En fait, les demanderesses dans l’affaire Atlantic Power ont allégué qu’Atlantic Power avait fait de fausses déclarations au sujet de sa capacité de maintenir ses paiements de dividendes. Le juge Belobaba de la Cour supérieure a déterminé qu’en raison de Theratechnologies, il devait trancher cette question : « ... après avoir examiné l’ensemble de la preuve présentée par les parties, une partie de la preuve des demandeurs a-t-elle une chance raisonnable ou réaliste de succès au procès? Ou la cause des demandeurs est-elle si faible ou a-t-elle été réfutée avec tant de succès par les défendeurs qu’elle n’a aucune possibilité raisonnable de succès.
Le dossier de preuve était solide, principalement parce qu’Atlantic Power a décidé de s’appuyer de façon agressive sur les dossiers internes de l’entreprise pour démontrer qu’elle n’avait pas fait de fausses déclarations et que la cause des demandeurs ne pouvait pas être accueillie. Le juge Belobaba s’est senti suffisamment à l’aise avec la version des événements d’Atlantic Power pour qu’il ait non seulement conclu que la cause des demandeurs n’avait aucune chance raisonnable de succès, mais qu’il n’y avait aucune fausse déclaration faite et aucune preuve que la direction avait fait de fausses déclarations sur l’avenir des paiements de dividendes.
Canadian Imperial Bank of Commerce v Green
En décembre 2015, la Cour suprême a publié les motifs d’une trilogie très attendue de recours collectifs en valeurs mobilières. Dans l’affaire Green, un tribunal profondément divisé a tiré des conclusions divergentes sur les questions relatives au délai de prescription, qui sont en grande partie devenues théoriques en raison des modifications apportées aux lois sur les valeurs mobilières. 4 Plus important encore, la Cour suprême a confirmé à l’unanimité que les demandeurs font l’objet d’un examen « rigoureux » avant d’obtenir l’autorisation d’intenter une cause d’action prévue par la loi pour fausses déclarations sur le marché secondaire. La Cour suprême a également statué qu’il convenait de trancher certaines questions communes découlant des réclamations pour déclaration inexacte faite par négligence en common law dans le cadre de recours collectifs.

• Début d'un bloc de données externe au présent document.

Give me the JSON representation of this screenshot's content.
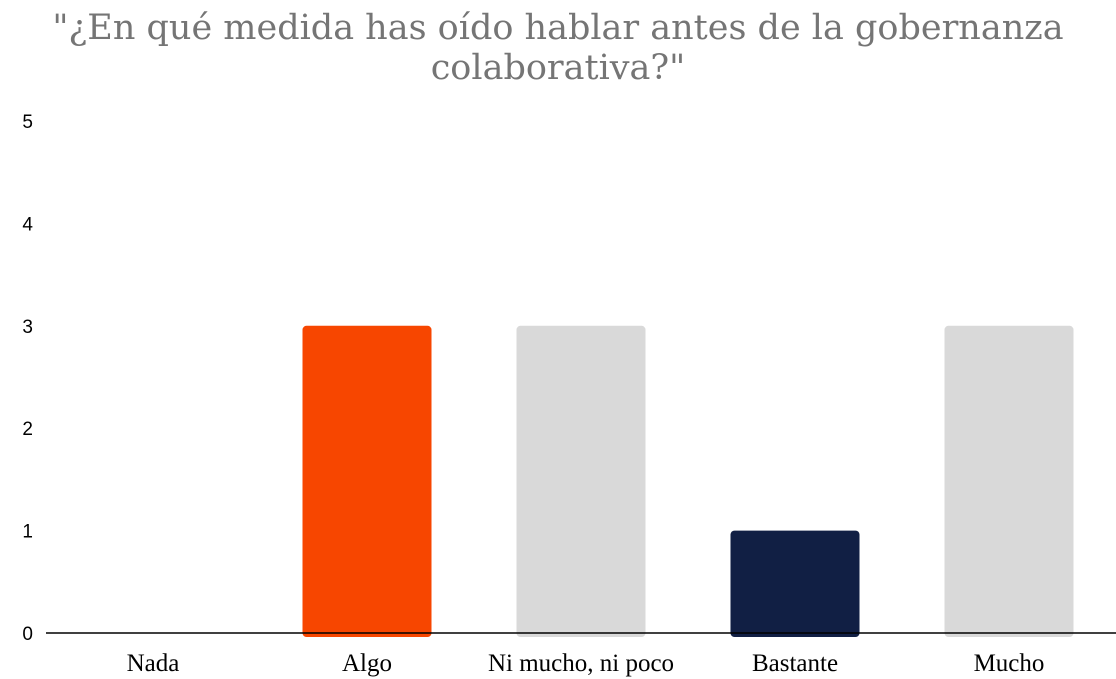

Bien que Theratechnologies ait été décidée sur la base de la Loi sur les valeurs mobilières du Québec, la Cour suprême a noté dans la trilogie qu’il n’y a pas de différence entre le libellé de cette loi et la Loi sur les valeurs mobilières de l’Ontario. Par conséquent, la Cour suprême a confirmé Theratechnologies et a statué que le critère préliminaire d’octroi de l’autorisation énoncé dans cette affaire s’appliquait à l’article 138.8 de la Loi sur les valeurs mobilières de l’Ontario et, par analogie, aux autres provinces de common law ayant des régimes législatifs similaires.
Dans l’arrêt Green, la Cour suprême s’est également penchée sur la certification des réclamations de common law pour fausses déclarations inexactes faites par négligence. Il y a eu un débat sain sur la question de savoir si les allégations de fausse déclaration en common law devraient être certifiées en plus des causes d’action prévues par la loi (ou au lieu de causes d’action prévues par la loi lorsque l’autorisation est refusée). L’obstacle évident à de telles réclamations est qu’en l’absence des dispositions législatives, le recours doit être prouvé sur une base individuelle. Cette question est importante pour les demandeurs et les défendeurs étant donné que les causes d’action en common law sont exemptes des plafonds rigoureux de dommages-intérêts qui s’appliquent à la cause d’action prévue par la loi.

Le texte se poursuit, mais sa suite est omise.